As the world learned during the first iterations of the COVID-19 vaccine, some medications need to be kept at a specific temperature. If not, they lose their efficacy, and can even be dangerous when “expired.”

But how do you tell if a medication has been kept at its optimal temperature? Researchers at the Chinese Academy of Sciences have made it easier with color-changing materials.

For their research published in ACS Nano, the scientists developed a class of brilliantly colored microcrystals in materials that become colorless over a wide range of temperatures and response times.

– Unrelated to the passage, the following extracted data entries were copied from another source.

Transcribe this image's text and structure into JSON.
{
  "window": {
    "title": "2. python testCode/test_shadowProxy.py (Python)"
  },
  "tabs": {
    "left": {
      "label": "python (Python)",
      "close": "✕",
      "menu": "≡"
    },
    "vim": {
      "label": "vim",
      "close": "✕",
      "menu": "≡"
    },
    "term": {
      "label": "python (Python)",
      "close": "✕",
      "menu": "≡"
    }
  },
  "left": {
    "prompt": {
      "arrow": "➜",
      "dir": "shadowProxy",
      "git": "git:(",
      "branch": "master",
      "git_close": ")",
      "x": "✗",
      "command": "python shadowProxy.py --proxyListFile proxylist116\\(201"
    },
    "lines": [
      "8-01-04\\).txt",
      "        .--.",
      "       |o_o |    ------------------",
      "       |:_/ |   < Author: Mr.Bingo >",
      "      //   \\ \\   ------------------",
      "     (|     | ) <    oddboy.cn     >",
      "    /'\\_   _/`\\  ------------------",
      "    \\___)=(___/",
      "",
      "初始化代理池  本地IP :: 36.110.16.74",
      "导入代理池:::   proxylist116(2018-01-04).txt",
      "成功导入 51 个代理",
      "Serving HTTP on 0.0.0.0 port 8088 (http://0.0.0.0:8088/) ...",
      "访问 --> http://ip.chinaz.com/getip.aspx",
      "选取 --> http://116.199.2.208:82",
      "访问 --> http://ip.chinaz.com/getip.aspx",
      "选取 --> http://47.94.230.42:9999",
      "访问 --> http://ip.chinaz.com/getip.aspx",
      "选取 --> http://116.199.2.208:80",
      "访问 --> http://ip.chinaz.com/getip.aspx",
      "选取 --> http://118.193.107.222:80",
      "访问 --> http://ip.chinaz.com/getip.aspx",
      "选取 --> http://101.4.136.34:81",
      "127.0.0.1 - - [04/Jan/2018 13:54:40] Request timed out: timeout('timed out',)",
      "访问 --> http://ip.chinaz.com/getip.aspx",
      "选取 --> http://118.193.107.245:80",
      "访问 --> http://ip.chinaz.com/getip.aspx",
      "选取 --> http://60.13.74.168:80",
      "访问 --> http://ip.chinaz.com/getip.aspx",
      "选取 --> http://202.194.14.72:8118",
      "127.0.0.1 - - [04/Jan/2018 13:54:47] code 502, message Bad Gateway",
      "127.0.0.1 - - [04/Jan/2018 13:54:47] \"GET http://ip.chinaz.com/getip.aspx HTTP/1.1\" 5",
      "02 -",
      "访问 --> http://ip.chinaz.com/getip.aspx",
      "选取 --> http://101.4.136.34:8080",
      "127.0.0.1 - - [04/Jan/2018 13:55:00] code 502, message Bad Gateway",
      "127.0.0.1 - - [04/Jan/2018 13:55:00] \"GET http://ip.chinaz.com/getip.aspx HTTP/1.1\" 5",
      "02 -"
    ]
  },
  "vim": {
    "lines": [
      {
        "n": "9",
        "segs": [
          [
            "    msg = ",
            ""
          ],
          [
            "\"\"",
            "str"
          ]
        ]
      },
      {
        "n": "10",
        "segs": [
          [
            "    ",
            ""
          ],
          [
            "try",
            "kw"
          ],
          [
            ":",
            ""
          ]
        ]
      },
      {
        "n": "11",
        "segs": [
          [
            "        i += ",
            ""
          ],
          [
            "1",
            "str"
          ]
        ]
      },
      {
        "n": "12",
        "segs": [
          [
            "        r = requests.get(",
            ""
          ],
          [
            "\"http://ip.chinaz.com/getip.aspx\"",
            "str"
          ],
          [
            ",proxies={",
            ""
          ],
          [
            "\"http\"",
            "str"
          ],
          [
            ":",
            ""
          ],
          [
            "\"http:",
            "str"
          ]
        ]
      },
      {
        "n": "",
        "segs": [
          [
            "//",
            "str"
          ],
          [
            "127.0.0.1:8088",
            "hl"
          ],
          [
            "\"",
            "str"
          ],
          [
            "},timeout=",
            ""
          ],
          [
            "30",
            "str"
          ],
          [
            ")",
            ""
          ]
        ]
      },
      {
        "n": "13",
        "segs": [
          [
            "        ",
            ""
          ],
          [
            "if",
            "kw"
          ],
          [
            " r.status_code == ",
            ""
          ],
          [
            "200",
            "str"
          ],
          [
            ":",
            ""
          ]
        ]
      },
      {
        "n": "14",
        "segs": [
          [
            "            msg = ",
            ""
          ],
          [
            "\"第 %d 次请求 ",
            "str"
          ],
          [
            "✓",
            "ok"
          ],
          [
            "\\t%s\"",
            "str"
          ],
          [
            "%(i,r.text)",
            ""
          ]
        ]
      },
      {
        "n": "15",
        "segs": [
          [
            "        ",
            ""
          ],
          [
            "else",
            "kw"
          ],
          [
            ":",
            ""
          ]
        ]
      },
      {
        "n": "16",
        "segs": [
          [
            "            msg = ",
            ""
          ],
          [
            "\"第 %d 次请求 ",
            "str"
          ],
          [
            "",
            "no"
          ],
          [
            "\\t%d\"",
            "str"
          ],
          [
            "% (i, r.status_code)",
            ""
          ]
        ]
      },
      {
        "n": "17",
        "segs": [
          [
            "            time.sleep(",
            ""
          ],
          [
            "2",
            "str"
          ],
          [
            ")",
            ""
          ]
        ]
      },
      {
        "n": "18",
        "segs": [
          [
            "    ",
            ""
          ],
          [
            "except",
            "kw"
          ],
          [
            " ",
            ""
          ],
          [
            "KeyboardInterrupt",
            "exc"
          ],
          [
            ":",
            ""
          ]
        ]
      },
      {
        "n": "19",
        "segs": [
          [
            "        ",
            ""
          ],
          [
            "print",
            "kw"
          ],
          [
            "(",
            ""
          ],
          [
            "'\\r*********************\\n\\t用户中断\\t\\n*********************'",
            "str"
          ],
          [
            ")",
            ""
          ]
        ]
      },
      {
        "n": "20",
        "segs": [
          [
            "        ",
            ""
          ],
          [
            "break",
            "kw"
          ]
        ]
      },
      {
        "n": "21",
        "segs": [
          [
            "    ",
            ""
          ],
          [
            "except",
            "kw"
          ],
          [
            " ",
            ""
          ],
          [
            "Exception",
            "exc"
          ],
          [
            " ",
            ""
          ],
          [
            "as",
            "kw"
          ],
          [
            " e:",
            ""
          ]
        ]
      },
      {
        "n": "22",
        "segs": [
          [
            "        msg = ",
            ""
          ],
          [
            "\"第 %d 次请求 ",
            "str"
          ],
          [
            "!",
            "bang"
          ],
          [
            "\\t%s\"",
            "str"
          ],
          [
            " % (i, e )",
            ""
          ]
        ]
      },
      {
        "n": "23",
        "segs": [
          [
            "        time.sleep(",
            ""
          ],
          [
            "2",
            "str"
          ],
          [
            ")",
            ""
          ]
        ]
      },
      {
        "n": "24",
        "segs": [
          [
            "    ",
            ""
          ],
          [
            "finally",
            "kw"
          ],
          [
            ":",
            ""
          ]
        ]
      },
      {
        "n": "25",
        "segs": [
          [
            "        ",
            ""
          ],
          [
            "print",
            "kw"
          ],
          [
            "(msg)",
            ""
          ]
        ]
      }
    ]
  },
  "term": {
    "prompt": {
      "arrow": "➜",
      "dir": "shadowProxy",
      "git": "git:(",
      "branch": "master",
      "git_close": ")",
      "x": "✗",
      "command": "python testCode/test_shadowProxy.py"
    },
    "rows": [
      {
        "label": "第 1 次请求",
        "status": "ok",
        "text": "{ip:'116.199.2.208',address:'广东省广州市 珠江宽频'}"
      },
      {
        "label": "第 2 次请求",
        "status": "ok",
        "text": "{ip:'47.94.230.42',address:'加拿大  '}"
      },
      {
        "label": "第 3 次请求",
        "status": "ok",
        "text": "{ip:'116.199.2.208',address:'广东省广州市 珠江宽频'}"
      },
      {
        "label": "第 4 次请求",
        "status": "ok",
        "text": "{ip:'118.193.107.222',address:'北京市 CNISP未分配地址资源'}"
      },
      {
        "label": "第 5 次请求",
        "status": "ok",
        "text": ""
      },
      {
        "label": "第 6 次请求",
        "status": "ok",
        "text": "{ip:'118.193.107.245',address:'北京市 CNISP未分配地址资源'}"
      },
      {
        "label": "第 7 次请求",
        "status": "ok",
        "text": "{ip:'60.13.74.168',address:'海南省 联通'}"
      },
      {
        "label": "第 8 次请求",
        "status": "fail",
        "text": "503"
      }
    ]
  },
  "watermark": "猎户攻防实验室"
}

As a proof of concept, the team packaged the color-changing materials into a vial lid and QR code.

The researchers used structural colors, instead of dyes, for their indicator system. They made glycerol-coated silicon dioxide nanoparticles, which appeared bright green or red when clustered together into microcrystals in water. Next, the scientists created liquids with variable melting points by mixing different proportions of polyethylene glycol or ethylene glycol and water. When these two parts were put together, they could produce an irreversible color loss when the temperature-triggered solution melted and the microcrystals broke apart. The materials can be customized to track temperature exposures from -94 to +99 F that lasted from a few minutes to multiple days.

In other experiments, the two-part indicator systems were packaged into flexible round vial labels and a QR code. These systems were very sensitive and successfully indicated when the materials got too warm.

The researchers say structural color-changing materials hold promise for diverse scenarios encountered in cold supply chains.